I played a variation of this with my family on Sunday. We kept up with tradition by piling our phones in the center of the table, equidistant from the five of us—i.e. within arm’s reach. That being said, we did tweak the rules a bit. The first one to touch the pile would lose. Our phones were in full-view allowing their full range of audible pings, dings, and flashes the chance to assail our senses. This was more of a self-control exercise than anything else.
1) My mother, “Mom”
2) My father, “Dad”
3) My sister, “Jess”
4) Her boyfriend, “Nate”
5) Me, “Jason”
“Jess,” I ask, “are you addicted to social media?”
“Huh?” A moment passes. “Uh, no why?” Nose deep in a flurry of Instagram stories, Jess took a second to register my question. Nate looks over her shoulder and half reminisces over old photos and half absorbs the deluge of news from her feed. The waitress comes and finds almost all of us engrossed in our phones. I was not free from guilt.
“Okay,” I interject as if I were cutting someone short. The table was and continued to be silent, save the tapping of thumbs. “Let’s put our phones in a pile and the first one to touch the pile pays.” My suggestion was met with little audible resistance. I’ve repeatedly harped on about the shortcomings of social media and its addictive nature so that my family knew I had indefatigable stats to back up why I would insist we play this fun little social experiment of a game. With a smug grin, I take it upon myself to sandwich the phones in a central location.
“Mom, your phone?”
“Oh. I didn’t bring it… So, do I win?”
It was true. For someone who checks her email constantly and requires a battery pack, lest her phone meet an untimely power down, she oft-abandons her phone. Perhaps it’s her way of keeping it at an arm’s length when it gets too suffocating. Consciously or not, maybe she doing a “phone detox.” In any event, that just left the four of us contending.
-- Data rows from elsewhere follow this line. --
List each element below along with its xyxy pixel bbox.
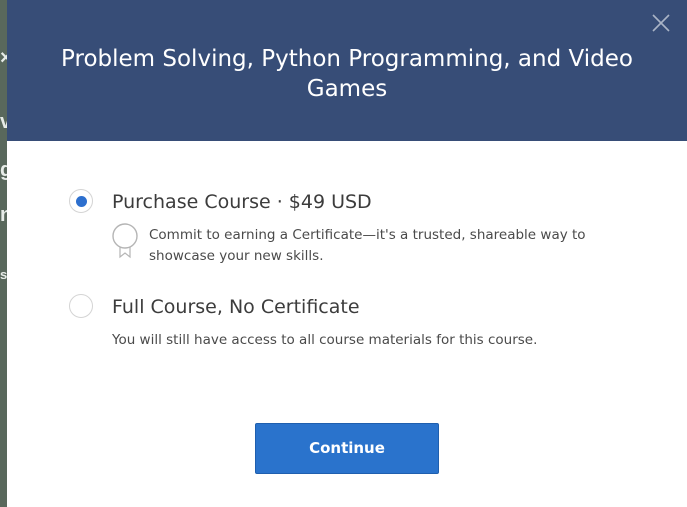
- modal-title: Problem Solving, Python Programming, and…: [61, 46, 633, 102]
- background-text-fragment: ×: [0, 48, 7, 68]
- option-description: Commit to earning a Certificate—it's a t…: [149, 227, 586, 264]
- background-text-fragment: v: [0, 112, 7, 132]
- close-icon: [652, 14, 670, 32]
- background-text-fragment: s: [0, 268, 7, 281]
- certificate-icon: [112, 223, 138, 259]
- option-label: Purchase Course · $49 USD: [112, 191, 372, 213]
- radio-full-course[interactable]: [69, 294, 93, 318]
- modal-header: Problem Solving, Python Programming, and…: [7, 0, 687, 141]
- option-label: Full Course, No Certificate: [112, 296, 360, 318]
- enrollment-modal: Problem Solving, Python Programming, and…: [7, 0, 687, 507]
- close-button[interactable]: [650, 12, 672, 34]
- background-text-fragment: g: [0, 160, 7, 180]
- background-text-fragment: n: [0, 205, 7, 225]
- background-page-edge: × v g n s: [0, 0, 7, 507]
- continue-button[interactable]: Continue: [255, 423, 439, 474]
- radio-purchase-course[interactable]: [69, 189, 93, 213]
- option-description: You will still have access to all course…: [112, 332, 538, 348]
I began to notice our eyes darting to the pile in the few minutes before our drinks came. Our hands ached to be occupied and it showed. Our phoneless composure was betrayed by tight squirrely movements and antsy fidgets. By we, I mean my sister, Nate, and I. Mom bantered and Dad power napped.
“Here’s your Vesper; Paloma; the wine…”
Thanks to the waitress’ reprieve, I was able to swirl my cocktail and move my focus to something, quite frankly, not entirely less harmful. It wasn’t the best Vesper I’ve had. They didn’t use (nor did they have any) London dry gin, the balance among the three spirits was slightly off, and they used a lemon wedge instead of its rind. At least they had Lillet.
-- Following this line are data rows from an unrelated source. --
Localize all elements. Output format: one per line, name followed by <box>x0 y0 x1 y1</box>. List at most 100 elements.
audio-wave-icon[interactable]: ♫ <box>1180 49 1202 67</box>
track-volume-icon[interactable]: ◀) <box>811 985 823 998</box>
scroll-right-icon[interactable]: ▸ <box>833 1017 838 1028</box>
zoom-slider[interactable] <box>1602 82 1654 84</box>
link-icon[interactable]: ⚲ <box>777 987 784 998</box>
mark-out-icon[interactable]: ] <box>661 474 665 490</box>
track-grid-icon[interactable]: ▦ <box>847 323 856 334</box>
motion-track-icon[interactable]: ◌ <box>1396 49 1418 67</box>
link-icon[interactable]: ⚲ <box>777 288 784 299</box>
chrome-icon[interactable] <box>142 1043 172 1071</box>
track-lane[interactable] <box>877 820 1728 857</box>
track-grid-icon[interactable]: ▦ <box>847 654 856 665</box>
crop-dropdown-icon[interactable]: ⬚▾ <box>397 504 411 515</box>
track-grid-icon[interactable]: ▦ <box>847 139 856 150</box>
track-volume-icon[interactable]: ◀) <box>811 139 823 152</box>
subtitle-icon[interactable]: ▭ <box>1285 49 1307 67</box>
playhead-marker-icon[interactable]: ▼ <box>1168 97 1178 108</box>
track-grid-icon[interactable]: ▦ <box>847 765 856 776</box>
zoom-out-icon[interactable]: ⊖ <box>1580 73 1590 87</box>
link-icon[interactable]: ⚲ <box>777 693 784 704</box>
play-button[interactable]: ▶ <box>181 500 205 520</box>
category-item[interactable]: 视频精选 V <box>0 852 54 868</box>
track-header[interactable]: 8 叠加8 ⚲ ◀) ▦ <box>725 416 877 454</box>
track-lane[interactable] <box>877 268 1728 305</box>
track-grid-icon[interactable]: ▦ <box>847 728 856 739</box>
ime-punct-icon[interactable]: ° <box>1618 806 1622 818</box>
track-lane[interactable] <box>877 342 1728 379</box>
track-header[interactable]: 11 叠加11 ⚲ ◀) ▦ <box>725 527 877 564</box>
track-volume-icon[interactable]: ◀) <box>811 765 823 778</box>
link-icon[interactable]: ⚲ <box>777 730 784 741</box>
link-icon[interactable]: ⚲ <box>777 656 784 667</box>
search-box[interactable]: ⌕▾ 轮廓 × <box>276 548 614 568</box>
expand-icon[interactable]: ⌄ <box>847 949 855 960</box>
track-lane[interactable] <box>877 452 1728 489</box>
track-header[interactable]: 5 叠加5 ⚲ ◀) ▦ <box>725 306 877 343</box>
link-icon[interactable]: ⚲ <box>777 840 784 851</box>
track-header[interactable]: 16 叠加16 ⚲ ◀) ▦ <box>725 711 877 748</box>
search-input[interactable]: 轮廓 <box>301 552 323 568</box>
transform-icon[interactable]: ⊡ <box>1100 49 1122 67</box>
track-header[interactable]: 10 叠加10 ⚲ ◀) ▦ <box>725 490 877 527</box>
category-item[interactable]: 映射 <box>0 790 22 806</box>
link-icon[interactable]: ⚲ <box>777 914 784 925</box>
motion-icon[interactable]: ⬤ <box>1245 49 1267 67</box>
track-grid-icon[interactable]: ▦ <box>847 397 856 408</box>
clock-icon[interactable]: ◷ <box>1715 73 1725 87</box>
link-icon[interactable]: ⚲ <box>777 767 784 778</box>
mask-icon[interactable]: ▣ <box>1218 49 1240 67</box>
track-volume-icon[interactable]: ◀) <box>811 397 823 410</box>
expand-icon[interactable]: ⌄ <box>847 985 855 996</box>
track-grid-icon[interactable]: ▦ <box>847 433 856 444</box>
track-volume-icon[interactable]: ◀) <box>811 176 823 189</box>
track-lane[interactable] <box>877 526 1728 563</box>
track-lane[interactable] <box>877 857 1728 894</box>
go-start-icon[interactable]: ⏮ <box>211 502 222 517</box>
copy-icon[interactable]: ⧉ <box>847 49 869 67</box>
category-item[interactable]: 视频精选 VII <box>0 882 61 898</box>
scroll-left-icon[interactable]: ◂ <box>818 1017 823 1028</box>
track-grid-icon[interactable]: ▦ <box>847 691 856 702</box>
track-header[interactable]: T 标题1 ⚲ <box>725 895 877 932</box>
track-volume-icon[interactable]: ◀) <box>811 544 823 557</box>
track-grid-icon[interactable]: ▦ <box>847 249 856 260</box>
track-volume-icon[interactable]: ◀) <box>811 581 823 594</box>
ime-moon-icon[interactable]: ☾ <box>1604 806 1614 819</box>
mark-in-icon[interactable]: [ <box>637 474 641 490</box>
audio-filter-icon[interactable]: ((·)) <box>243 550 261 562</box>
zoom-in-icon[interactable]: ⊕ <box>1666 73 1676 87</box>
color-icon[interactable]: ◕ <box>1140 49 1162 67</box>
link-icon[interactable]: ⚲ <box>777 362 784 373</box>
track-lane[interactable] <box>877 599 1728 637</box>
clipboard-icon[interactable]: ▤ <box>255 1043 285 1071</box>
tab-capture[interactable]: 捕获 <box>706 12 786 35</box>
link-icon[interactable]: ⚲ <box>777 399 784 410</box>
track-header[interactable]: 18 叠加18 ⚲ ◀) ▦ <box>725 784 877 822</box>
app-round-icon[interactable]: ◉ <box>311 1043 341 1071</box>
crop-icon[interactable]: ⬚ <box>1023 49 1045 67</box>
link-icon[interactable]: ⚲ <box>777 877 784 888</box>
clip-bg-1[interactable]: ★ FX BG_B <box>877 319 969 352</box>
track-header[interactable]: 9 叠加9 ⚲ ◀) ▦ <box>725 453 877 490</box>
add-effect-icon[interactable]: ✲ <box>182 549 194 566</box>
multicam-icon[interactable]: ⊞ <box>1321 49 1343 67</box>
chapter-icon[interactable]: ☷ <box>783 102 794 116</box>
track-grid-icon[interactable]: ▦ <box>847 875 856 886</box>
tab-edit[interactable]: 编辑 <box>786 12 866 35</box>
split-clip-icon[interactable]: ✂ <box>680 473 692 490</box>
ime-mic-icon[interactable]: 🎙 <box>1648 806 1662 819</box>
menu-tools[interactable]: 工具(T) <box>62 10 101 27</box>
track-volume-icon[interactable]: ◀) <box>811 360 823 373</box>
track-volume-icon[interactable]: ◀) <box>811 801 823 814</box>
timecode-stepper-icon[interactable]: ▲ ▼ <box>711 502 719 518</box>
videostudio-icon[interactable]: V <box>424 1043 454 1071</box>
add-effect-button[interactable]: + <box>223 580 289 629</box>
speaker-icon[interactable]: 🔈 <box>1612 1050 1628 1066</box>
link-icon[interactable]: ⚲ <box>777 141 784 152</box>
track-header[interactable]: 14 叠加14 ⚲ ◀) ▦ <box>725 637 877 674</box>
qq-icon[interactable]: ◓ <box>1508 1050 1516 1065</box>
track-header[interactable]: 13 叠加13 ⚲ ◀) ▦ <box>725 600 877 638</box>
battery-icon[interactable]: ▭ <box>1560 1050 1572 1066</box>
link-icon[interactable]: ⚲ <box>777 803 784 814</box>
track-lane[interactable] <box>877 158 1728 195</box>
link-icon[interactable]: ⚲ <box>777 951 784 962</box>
After an introductory buzz ushered in by my martini and the shared appetizers, I almost lost the game. My hand instinctively reached out to my phone to log my food and drink intake. I recoiled just short of having to foot the bill. It was habitual. Eat, drink, log. It was only when I came back into myself that I stopped just short of having to redo my monthly budget.
The rest of dinner went without pause and as dessert came, Dad reaches over and says, “Okay, game over,” my triumphant grin slightly tarnishing as he continues, “Asia just opened and I need to check my portfolio. Plus, I had planned on paying anyway.”
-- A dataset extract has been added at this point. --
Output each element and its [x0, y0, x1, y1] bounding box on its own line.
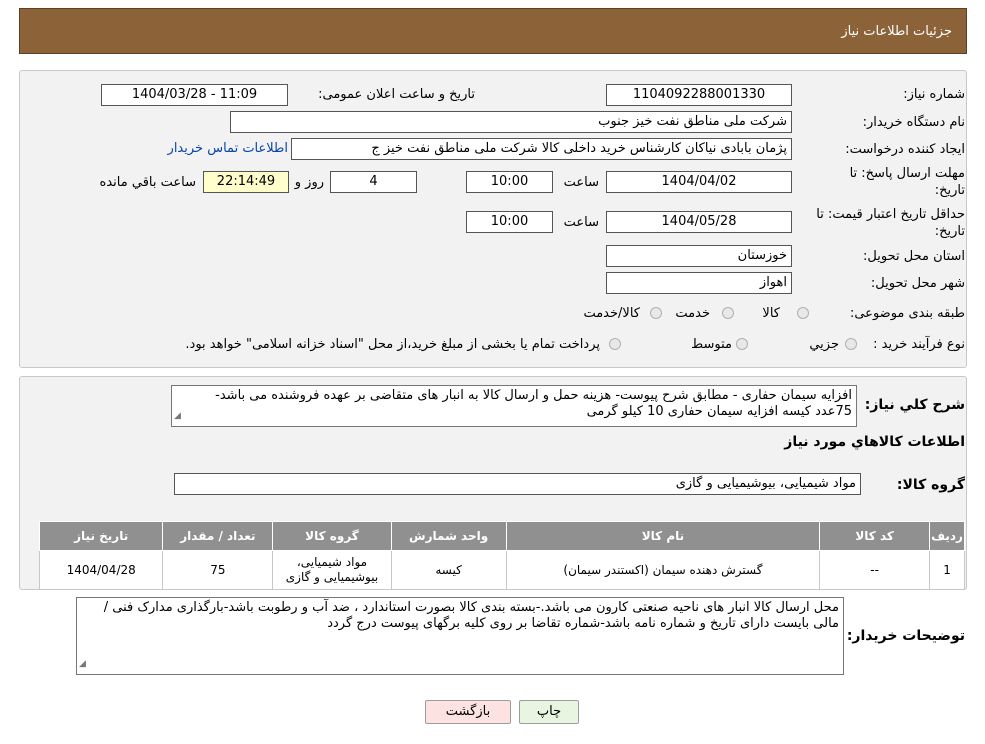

We stayed near a national park for a family excursion to learn to unplug and recharge through a variety of activities including hiking, biking, and the like. It was funny to see the sharp contrast between having no service on the trail to all of us being preoccupied with our phones during WiFi-enabled meals. Admittedly, it is tough for anyone of any age to fully disengage with his or her smartphone because we are so used to being busy. We are so used to doing something, anything, that often times we act like being bored is the worst thing that can befall us. In our digital age, I see a long road to relearning how to be content.